Similarly, the observation that general improvements in health may increase inequalities is correct in the sense, for example, that overall declines in mortality will tend to increase relative differences in mortality rates. The reasons for this are simple enough. The more a society reduces mortality and other adverse outcomes, the more they will tend to be concentrated in the most susceptible segments of the population, and disadvantaged groups comprise increasing proportions of each progressively more susceptible segment of the overall population. Correspondingly, relative differences between rates of experiencing the outcomes increase.
But whether increases in relative differences in experiencing adverse health outcomes that flow solely from declines in the outcomes should be deemed increasing inequality in any meaningful sense is another matter, particularly when one recognizes that the relative difference in rates of avoiding the outcome has declined. A research priority ought to be the development of means of distinguishing changes in the respective situations of more and less advantaged groups that flow solely from changes in prevalence of an outcome from those that reflect something more meaningful. But whether such means exist is not altogether clear.2,6.
1 Kristensen P. Review of Social Inequalities in Health: New Evidence and Policy Implications. BMJ 2006;333:1167.
2. Scanlan JP. Can we actually measure health disparities? Chance 2006:19(2):47-51: http://www.jpscanlan.com/images/Can_We_Actually_Measure_Health_Disparities.pdf.
3. Scanlan JP. Measuring health disparities. J Public Health Manag Pract 2006;12(3):294 [Lttr]: http://www.nursingcenter.com/library/JournalArticle.asp?Article_ID=641470.
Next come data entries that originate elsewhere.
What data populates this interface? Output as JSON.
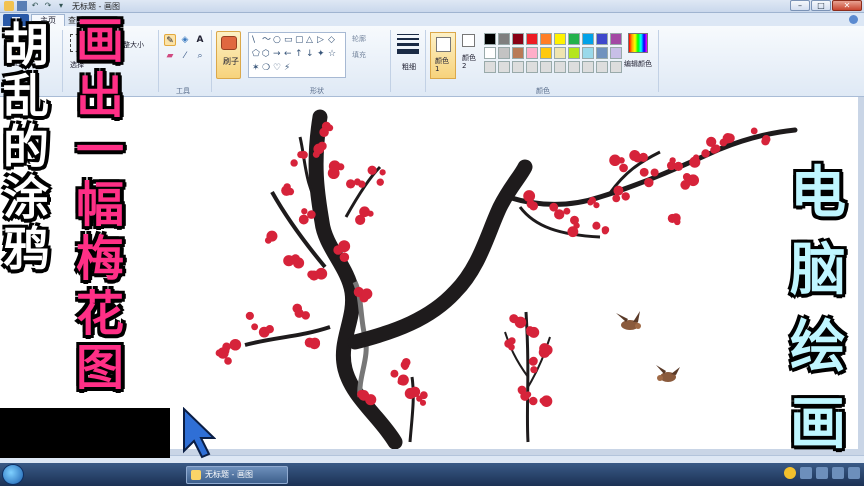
{
  "window": {
    "title": "无标题 - 画图",
    "qat_icons": [
      "paint-app-icon",
      "save-icon",
      "undo-icon",
      "redo-icon",
      "dropdown-icon"
    ],
    "controls": [
      "minimize",
      "maximize",
      "close"
    ]
  },
  "ribbon_tabs": {
    "file_icon": "paint-menu-icon",
    "home": "主页",
    "view": "查看"
  },
  "ribbon": {
    "clipboard": {
      "paste": "粘贴"
    },
    "image": {
      "select": "选择",
      "resize": "重新调整大小",
      "rotate": "旋转"
    },
    "tools": {
      "label": "工具",
      "icons": [
        "pencil-icon",
        "fill-icon",
        "text-icon",
        "eraser-icon",
        "color-picker-icon",
        "magnifier-icon"
      ]
    },
    "brush": {
      "label": "刷子"
    },
    "shapes": {
      "label": "形状",
      "outline": "轮廓",
      "fill": "填充",
      "glyphs": [
        "\\",
        "〜",
        "○",
        "▭",
        "▢",
        "△",
        "▷",
        "◇",
        "⬠",
        "⬡",
        "→",
        "←",
        "↑",
        "↓",
        "✦",
        "☆",
        "✶",
        "❍",
        "♡",
        "⚡"
      ]
    },
    "size": {
      "label": "粗细"
    },
    "colors": {
      "label": "颜色",
      "color1": "颜色 1",
      "color2": "颜色 2",
      "edit": "编辑颜色",
      "palette": [
        "#000000",
        "#7f7f7f",
        "#880015",
        "#ed1c24",
        "#ff7f27",
        "#fff200",
        "#22b14c",
        "#00a2e8",
        "#3f48cc",
        "#a349a4",
        "#ffffff",
        "#c3c3c3",
        "#b97a57",
        "#ffaec9",
        "#ffc90e",
        "#efe4b0",
        "#b5e61d",
        "#99d9ea",
        "#7092be",
        "#c8bfe7",
        "#dddddd",
        "#dddddd",
        "#dddddd",
        "#dddddd",
        "#dddddd",
        "#dddddd",
        "#dddddd",
        "#dddddd",
        "#dddddd",
        "#dddddd"
      ]
    }
  },
  "taskbar": {
    "task": "无标题 - 画图",
    "tray_icons": [
      "network-icon",
      "volume-icon",
      "flag-icon",
      "shield-icon",
      "keyboard-icon"
    ]
  },
  "overlay": {
    "left_caption": "胡乱的涂鸦",
    "middle_caption": "画出一幅梅花图",
    "right_caption": "电脑绘画"
  },
  "colors": {
    "blossom": "#d6233a",
    "branch": "#1e1b1c",
    "bird": "#8a5a3c"
  }
}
4. Scanlan JP. Race and Mortality. Society. 2000;37(2):19-35: http://www.jpscanlan.com/images/Race_and_Mortality.pdf.
5. Scanlan JP. Divining difference. Chance. 1994;7(4):38-9,48: http://jpscanlan.com/images/Divining_Difference.pdf.
6. Scanlan JP. The misinterpretation of health inequalities in the United Kingdom: Paper presented at: British Society for Population Studies Annual Conference 2006, Southampton, England, Sept. 18-20, 2006: http://www.jpscanlan.com/images/BSPS_2006_Complete_Paper.pdf (accessed Nov. 10, 2006).
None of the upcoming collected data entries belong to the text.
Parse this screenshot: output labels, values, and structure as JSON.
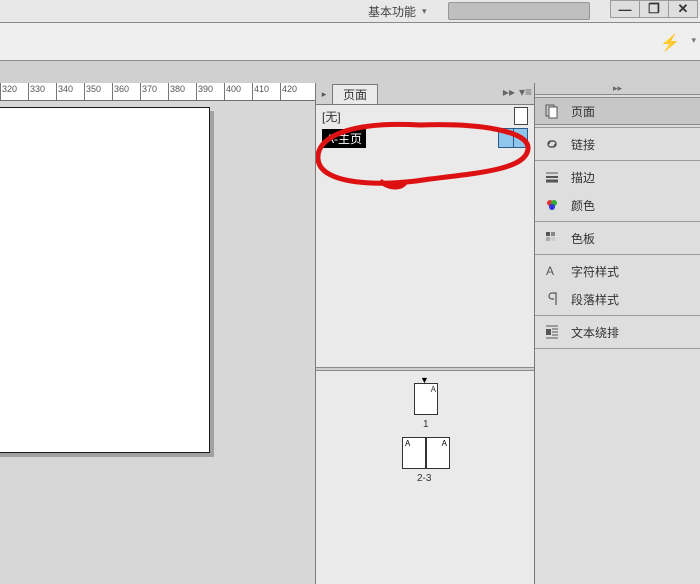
{
  "topbar": {
    "workspace_label": "基本功能",
    "search_placeholder": "",
    "winbtns": {
      "min": "—",
      "max": "❐",
      "close": "✕"
    }
  },
  "ruler": {
    "start": 320,
    "end": 420,
    "step": 10
  },
  "pages_panel": {
    "tab_label": "页面",
    "master_none": "[无]",
    "master_a": "A-主页",
    "page1_label": "1",
    "spread_label": "2-3",
    "page_marker": "▼",
    "applied_master_letter": "A"
  },
  "dock": {
    "groups": [
      {
        "items": [
          {
            "id": "pages",
            "label": "页面",
            "icon": "pages-icon",
            "active": true
          }
        ]
      },
      {
        "items": [
          {
            "id": "links",
            "label": "链接",
            "icon": "links-icon"
          }
        ]
      },
      {
        "items": [
          {
            "id": "stroke",
            "label": "描边",
            "icon": "stroke-icon"
          },
          {
            "id": "color",
            "label": "颜色",
            "icon": "color-icon"
          }
        ]
      },
      {
        "items": [
          {
            "id": "swatches",
            "label": "色板",
            "icon": "swatches-icon"
          }
        ]
      },
      {
        "items": [
          {
            "id": "charstyles",
            "label": "字符样式",
            "icon": "charstyles-icon"
          },
          {
            "id": "parastyles",
            "label": "段落样式",
            "icon": "parastyles-icon"
          }
        ]
      },
      {
        "items": [
          {
            "id": "textwrap",
            "label": "文本绕排",
            "icon": "textwrap-icon"
          }
        ]
      }
    ]
  }
}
7. Scanlan JP. The misinterpretation of health inequalities in Nordic countries: Paper presented at: 5th Nordic Health Promotion Research Conference, Esbjerg, Denmark, June 15-17, 2006, Esjberg, Denmark: http://www.jpscanlan.com/images/Esbjerg_Oral.pdf .
8. Mackenbach, J.P., Kunst, A.E., Cavelaars, et al. Socioeconomic inequalities in morbidity and mortality in western Europe, Lancet 1997; 349: 1655-59.